Une fois dans la rue, il entendit quelqu’un crier son nom et le cliquetis de talons sur l’asphalte humide.
« Hey Welsh Boy !
-Jonathan, je...
-Tu dis même pas au revoir ?
-C'était pas la peine de me suivre, je ne rentrerai pas avec toi ce soir, les coups d’un soir j'ai donné, ça m'intéresse plus vraiment.
-Hey doucement Don Juan ! Je venais juste te renouveler mon invitation au théâtre.
-Oh je...
-Et pour ta gouverne Lover Boy je ne rentrerai avec personne ce soir, ma mère doit passer chez moi demain matin, je tiens à être seul.
-Oh… Je vois... Désolé c'était idiot. » S'excusa Gethin en affichant une mine cramoisie, mortifié par ce petit échange.
« Je ne te le fais pas dire ! » S'exclama Jonathan loin de se sentir heurté pour si peu. « Bon alors ? Je t'attends au Old Red Lion Theatre dans la semaine ?
-Oui bien sûr j'y serai ! »
Sur ce, Jonathan serra la main de Gethin, lui offrit le plus charmeur de ses sourires, y joignit un de ces clins d’œil dont il semblait avoir le secret et s'en retourna dans le pub.

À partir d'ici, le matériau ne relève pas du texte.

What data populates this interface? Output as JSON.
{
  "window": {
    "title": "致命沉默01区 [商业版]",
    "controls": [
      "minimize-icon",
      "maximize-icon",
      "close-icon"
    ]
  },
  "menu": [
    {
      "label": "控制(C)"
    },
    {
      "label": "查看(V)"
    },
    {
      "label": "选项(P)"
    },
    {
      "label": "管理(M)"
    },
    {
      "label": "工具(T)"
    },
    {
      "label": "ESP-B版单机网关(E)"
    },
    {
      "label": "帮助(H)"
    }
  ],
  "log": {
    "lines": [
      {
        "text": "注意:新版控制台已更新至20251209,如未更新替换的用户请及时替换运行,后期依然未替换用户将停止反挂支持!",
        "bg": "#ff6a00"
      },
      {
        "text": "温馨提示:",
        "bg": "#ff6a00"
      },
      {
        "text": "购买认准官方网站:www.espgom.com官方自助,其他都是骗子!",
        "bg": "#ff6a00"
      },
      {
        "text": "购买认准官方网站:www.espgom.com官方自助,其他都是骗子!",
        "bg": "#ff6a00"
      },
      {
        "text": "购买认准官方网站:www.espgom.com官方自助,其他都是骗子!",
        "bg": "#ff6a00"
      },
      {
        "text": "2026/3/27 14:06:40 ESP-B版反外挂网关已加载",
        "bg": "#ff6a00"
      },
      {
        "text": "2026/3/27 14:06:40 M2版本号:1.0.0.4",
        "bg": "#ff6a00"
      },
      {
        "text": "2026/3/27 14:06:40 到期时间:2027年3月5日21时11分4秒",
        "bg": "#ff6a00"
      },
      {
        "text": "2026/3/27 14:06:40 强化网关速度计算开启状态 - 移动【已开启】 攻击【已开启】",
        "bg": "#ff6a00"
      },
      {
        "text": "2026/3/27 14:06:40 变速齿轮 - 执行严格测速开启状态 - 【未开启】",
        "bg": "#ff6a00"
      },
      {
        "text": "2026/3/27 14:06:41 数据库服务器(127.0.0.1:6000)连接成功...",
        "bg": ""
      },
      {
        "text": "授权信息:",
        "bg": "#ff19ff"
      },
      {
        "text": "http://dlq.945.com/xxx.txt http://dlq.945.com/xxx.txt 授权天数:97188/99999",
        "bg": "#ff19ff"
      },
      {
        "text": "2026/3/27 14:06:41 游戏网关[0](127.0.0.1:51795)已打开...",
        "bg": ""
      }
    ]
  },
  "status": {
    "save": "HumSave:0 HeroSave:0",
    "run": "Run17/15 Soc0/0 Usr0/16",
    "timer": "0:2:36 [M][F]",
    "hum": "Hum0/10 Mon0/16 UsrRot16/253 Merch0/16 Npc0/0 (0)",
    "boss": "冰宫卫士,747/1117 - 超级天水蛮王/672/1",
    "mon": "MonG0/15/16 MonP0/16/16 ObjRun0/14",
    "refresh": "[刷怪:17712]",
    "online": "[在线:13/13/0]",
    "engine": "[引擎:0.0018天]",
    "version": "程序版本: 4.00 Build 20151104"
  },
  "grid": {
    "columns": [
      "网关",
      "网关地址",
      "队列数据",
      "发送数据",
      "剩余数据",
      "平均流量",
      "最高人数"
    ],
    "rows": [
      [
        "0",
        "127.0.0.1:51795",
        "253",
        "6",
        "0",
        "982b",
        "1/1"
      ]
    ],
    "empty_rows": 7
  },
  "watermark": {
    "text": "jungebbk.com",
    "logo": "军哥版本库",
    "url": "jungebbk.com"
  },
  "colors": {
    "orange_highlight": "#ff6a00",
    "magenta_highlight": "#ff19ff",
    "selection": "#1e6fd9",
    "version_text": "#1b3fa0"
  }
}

Gethin fit demi-tour, partagé entre la honte qui le tenaillait et cette sensation de légèreté profonde qu'avait fait naître cet homme en lui. En marchant sous la pluie pour rentrer chez lui, il se jura de ne plus jamais prêter attention aux rumeurs idiotes des pubs gays de Londres.
Le mercredi d'après, Gethin se rendit au théâtre. Plusieurs rencontres s'en suivirent, dans des bars dans un premier temps, puis au cinéma, dans des libraires et autres endroits où les deux hommes avaient envie d'aller. Puis, au bout d'une quinzaine de jours, c'est Gethin qui ramena Jonathan chez lui. Sans hésitation, sans doutes infondés, sans craintes. Gethin se sentait bien avec Jonathan, il le faisait rire. Jonathan se sentait bien avec Gethin, il l'apaisait. Les deux se sentaient bien ensemble et c'était bien là l'essentiel.